Ok. 2,7 promila alkoholu w wydychanym powietrzu miał kierowca, który na naczepie ciężarowego iveco przewoził kilkadziesiąt ton stalowych rur.
Po pościgu zatrzymała go policja. Nietrzeźwym kierowcą okazał się 53-letni obywatel Litwy - poinformował Piotr Bieniak z biura prasowego śląskiej policji.
Policjanci z Mikołowa dostali informację o pędzącym tzw. "wiślanką" czyli drogą krajową nr 81 z Katowic do Skoczowa wyładowanym tirze.
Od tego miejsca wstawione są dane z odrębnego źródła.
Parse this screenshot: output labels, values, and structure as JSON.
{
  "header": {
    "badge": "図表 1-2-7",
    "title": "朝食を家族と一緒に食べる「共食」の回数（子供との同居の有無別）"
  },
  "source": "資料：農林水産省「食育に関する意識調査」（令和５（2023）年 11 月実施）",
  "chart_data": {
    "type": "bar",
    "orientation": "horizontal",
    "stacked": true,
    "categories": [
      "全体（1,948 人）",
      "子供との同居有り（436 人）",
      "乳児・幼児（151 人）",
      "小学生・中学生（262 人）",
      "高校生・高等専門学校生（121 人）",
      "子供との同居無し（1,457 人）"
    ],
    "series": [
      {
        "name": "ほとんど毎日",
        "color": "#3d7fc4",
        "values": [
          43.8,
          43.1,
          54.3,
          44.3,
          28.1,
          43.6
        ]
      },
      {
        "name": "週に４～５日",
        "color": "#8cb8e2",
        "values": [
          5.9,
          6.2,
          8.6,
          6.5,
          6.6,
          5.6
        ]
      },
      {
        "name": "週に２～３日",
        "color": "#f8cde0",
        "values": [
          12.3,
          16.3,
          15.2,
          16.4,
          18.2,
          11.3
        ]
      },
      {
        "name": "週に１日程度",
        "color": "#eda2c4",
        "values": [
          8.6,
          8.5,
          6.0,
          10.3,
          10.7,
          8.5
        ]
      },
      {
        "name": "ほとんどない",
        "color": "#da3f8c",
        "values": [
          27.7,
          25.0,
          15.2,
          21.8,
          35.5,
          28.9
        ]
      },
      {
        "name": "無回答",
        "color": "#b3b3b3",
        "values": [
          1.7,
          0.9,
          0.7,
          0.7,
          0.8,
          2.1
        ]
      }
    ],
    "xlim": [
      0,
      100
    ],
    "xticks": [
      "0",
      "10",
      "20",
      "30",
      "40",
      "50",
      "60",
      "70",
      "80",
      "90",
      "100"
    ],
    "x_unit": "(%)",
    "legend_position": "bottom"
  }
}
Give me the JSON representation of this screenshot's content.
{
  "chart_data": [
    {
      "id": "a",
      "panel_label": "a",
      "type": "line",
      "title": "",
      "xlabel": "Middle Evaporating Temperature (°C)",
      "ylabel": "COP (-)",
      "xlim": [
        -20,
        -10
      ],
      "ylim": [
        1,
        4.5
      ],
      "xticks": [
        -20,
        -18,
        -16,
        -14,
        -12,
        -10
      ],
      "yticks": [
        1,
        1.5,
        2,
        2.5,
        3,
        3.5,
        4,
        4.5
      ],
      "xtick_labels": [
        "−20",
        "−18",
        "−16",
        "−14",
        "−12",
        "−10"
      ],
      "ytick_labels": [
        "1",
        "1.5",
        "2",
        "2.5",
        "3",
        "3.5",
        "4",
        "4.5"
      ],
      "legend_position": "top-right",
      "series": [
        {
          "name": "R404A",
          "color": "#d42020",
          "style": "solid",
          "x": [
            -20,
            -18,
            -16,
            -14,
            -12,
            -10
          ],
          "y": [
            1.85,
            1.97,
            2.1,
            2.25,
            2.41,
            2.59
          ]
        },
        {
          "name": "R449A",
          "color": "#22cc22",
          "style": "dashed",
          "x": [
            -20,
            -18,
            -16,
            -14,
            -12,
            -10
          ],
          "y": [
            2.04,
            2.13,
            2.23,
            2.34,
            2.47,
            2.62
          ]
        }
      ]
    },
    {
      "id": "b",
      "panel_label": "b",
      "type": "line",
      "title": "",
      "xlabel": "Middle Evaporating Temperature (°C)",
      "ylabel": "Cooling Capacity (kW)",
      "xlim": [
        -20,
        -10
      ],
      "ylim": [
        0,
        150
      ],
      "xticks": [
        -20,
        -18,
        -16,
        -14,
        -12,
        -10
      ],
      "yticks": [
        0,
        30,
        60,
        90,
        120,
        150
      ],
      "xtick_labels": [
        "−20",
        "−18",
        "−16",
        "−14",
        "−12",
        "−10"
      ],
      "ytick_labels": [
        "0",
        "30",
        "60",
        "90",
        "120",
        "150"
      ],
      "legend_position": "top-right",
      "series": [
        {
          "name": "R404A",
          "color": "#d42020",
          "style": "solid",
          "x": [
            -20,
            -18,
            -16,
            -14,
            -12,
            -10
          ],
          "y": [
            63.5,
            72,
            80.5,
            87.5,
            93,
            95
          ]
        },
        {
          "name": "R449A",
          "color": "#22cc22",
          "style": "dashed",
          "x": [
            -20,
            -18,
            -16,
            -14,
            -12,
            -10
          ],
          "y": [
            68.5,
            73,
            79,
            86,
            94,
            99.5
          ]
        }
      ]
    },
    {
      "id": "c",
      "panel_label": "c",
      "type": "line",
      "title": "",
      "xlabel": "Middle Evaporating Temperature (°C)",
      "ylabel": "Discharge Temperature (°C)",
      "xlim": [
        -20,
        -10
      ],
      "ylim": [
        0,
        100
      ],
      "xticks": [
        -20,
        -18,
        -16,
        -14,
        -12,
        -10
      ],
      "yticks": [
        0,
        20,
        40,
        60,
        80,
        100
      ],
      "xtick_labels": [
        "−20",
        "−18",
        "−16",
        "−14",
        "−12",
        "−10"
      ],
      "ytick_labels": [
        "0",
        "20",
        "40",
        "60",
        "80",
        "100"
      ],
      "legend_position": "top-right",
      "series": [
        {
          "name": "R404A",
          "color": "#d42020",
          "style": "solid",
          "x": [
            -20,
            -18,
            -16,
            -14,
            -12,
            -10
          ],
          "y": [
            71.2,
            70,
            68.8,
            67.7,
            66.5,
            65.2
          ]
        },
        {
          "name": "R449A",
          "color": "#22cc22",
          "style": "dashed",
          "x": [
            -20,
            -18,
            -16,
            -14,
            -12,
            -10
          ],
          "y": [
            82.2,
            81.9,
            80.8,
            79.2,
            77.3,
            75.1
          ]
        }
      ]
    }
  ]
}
Zachowanie kierowcy wskazywało, że może być pod wpływem alkoholu.
Pierwsza próba zatrzymania go w Łaziskach zakończyła się niepowodzeniem, funkcjonariusze zastosowali więc fortel. Podczas gdy jeden radiowóz ścigał rozpędzone iveco, kilka kilometrów dalej inny samochód policji postawiony w poprzek jezdni zatrzymał ruch w kierunku Wisły. Kierowca ciężarówki, widząc przed sobą drogę zatarasowaną przez kilkadziesiąt stojących w korku aut, zjechał na pobocze i tam został ujęty przez jadących za nim policjantów.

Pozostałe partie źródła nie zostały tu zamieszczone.